Heute finde ein Generationenwechsel statt. Die Frauen der Landwirte sind gut ausgebildet und gehen oftmals ihrem ursprünglich erlernten Beruf nach. Dies nennen sowohl Daniel Schneider als auch Karin Wechsler als einen wichtigen Grund für das abnehmende Angebot aufseiten der Landwirtschaftsbetriebe.

Rund um den Start in den Agrotourismus: Tipps …
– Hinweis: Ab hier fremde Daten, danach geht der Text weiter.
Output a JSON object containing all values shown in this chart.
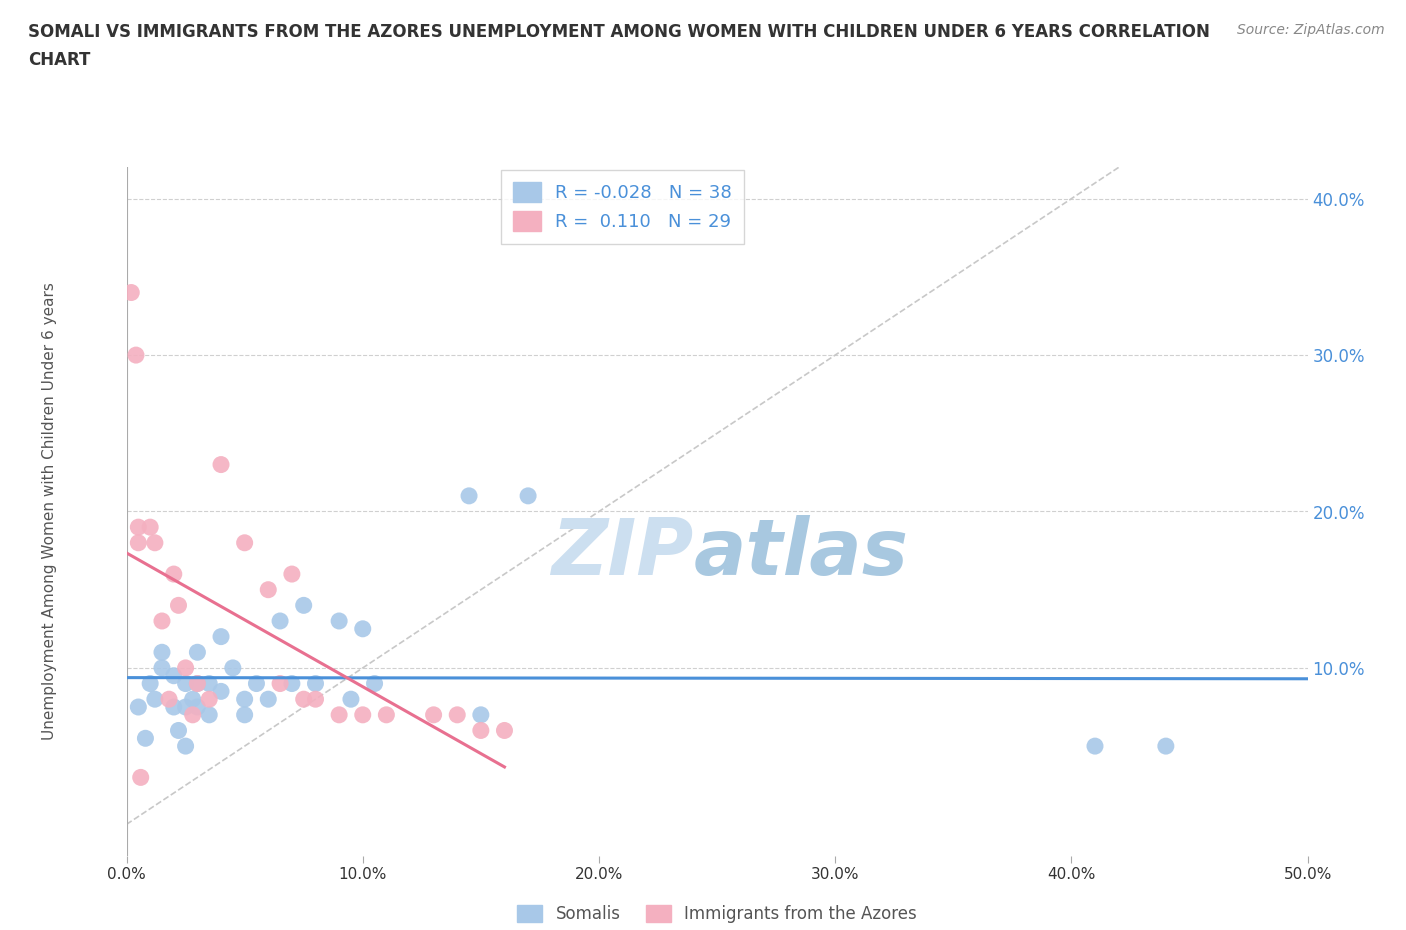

  • Wichtige Voraussetzung: Freude an der Bewirtung von Gästen haben. Das gilt für alle Betriebsbewohner. Andernfalls kann schlechte Stimmung aufkommen, die auch die Gäste bemerken.
  • Es kann helfen, bereits bestehende Agrotourismus-Betriebe zu besuchen und die Betriebsleiter nach ihren Erfahrungen zu fragen.
  • Den «Weg des Gastes» überlegen und entsprechend planen und bauen. Dabei auch an genügend Freiraum und Privatsphäre für die Bauernfamilie denken.
  • Wer sich überlegt, für Agrotourismus zu bauen, sollte frühzeitig mit den Behörden in Kontakt treten, um alle Vorschriften abzuklären.
  • Eine Haftpflichtversicherung abschliessen: Für Schäden, welche die Gäste verursachen, und für geschädigte Gäste.
  • Ein Konzept für den Brandfall erstellen und umsetzen.

… und Vorschriften:

  • Soll für den Agrotourismus gebaut werden, kommt der Abschnitt des Raumplanungsgesetzes zum Tragen, in dem es um «Neu- und Umbauten für Nebenbetrieb mit engem sachlichem Zusammenhang zur Landwirtschaft» geht (Art. 24). Denn Agrotourismus gilt als solcher Nebenbetrieb.
  • Der Nebenbetrieb muss zwingend beim Betriebszentrum eingerichtet werden («betriebsnah»).
  • Der Stammbetrieb muss ein landwirtschaftliches Gewerbe im Sinne vom Bundesgesetz über das bäuerliche Bodenrecht darstellen (1 Standardarbeitskraft SAK im Talgebiet / 0,80 SAK im Berg- und Hügelgebiet).
  • Der Nebenbetrieb wird im Grundbuch eingetragen.
  • Der Nebenbetrieb wird durch den Betriebsleiter oder dessen Ehegattin geführt. Personal darf angestellt werden.
  • Es sollten möglichst bestehende Bauten genutzt werden. Soll neu gebaut werden, darf diese neu gewonnene Fläche maximal 100 m2 betragen, wobei Flächen innerhalb des bestehenden Volumens zur Hälfte angerechnet werden.